Commit 242ab81112

Andrew Kelley <andrew@ziglang.org>
2024-03-16 23:45:10
std: introduce pointer stability locks to hash maps (#17719)
This adds std.debug.SafetyLock and uses it in std.HashMapUnmanaged by adding lockPointers() and unlockPointers(). This provides a way to detect when an illegal modification has happened and panic rather than invoke undefined behavior.
1 parent 1b8d1b1
lib/std/array_hash_map.zig
@@ -137,6 +137,23 @@ pub fn ArrayHashMap(
             self.* = undefined;
         }
 
+        /// Puts the hash map into a state where any method call that would
+        /// cause an existing key or value pointer to become invalidated will
+        /// instead trigger an assertion.
+        ///
+        /// An additional call to `lockPointers` in such state also triggers an
+        /// assertion.
+        ///
+        /// `unlockPointers` returns the hash map to the previous state.
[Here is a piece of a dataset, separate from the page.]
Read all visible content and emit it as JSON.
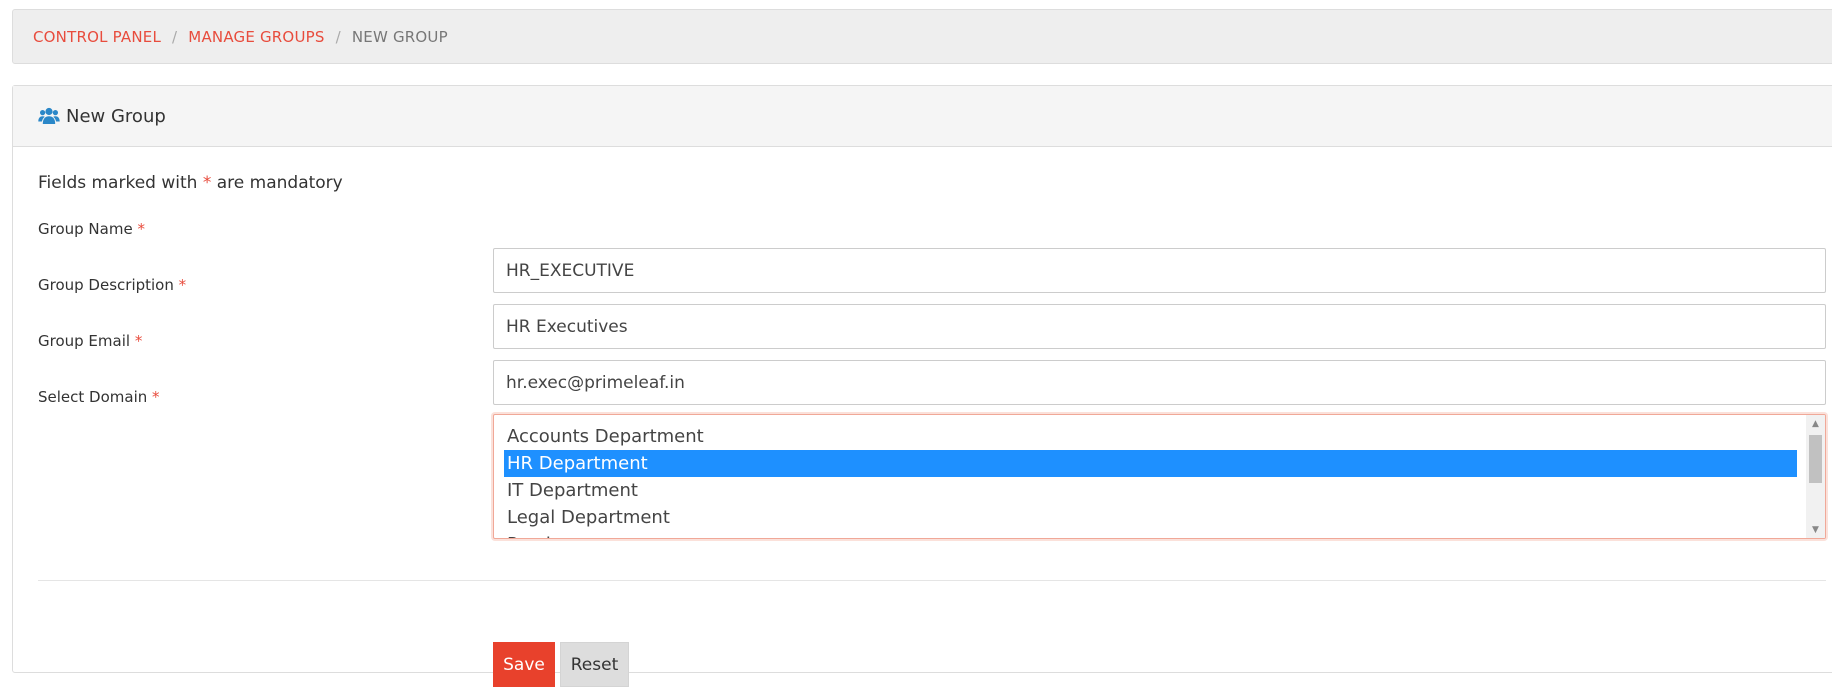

+        pub fn lockPointers(self: *Self) void {
+            self.unmanaged.lockPointers();
+        }
+
+        /// Undoes a call to `lockPointers`.
+        pub fn unlockPointers(self: *Self) void {
+            self.unmanaged.unlockPointers();
+        }
+
         /// Clears the map but retains the backing allocation for future use.
         pub fn clearRetainingCapacity(self: *Self) void {
             return self.unmanaged.clearRetainingCapacity();
@@ -403,6 +420,7 @@ pub fn ArrayHashMap(
         /// Set the map to an empty state, making deinitialization a no-op, and
         /// returning a copy of the original.
         pub fn move(self: *Self) Self {
+            self.pointer_stability.assertUnlocked();
             const result = self.*;
             self.unmanaged = .{};
             return result;
@@ -495,6 +513,9 @@ pub fn ArrayHashMapUnmanaged(
         /// by how many total indexes there are.
         index_header: ?*IndexHeader = null,
 
+        /// Used to detect memory safety violations.
+        pointer_stability: std.debug.SafetyLock = .{},
+
         comptime {
             std.hash_map.verifyContext(Context, K, K, u32, true);
         }
@@ -589,6 +610,7 @@ pub fn ArrayHashMapUnmanaged(
         /// Note that this does not free keys or values.  You must take care of that
         /// before calling this function, if it is needed.
         pub fn deinit(self: *Self, allocator: Allocator) void {
+            self.pointer_stability.assertUnlocked();
             self.entries.deinit(allocator);
             if (self.index_header) |header| {
                 header.free(allocator);
@@ -596,8 +618,28 @@ pub fn ArrayHashMapUnmanaged(
             self.* = undefined;
         }
 
+        /// Puts the hash map into a state where any method call that would
+        /// cause an existing key or value pointer to become invalidated will
+        /// instead trigger an assertion.
+        ///
+        /// An additional call to `lockPointers` in such state also triggers an
+        /// assertion.
+        ///
+        /// `unlockPointers` returns the hash map to the previous state.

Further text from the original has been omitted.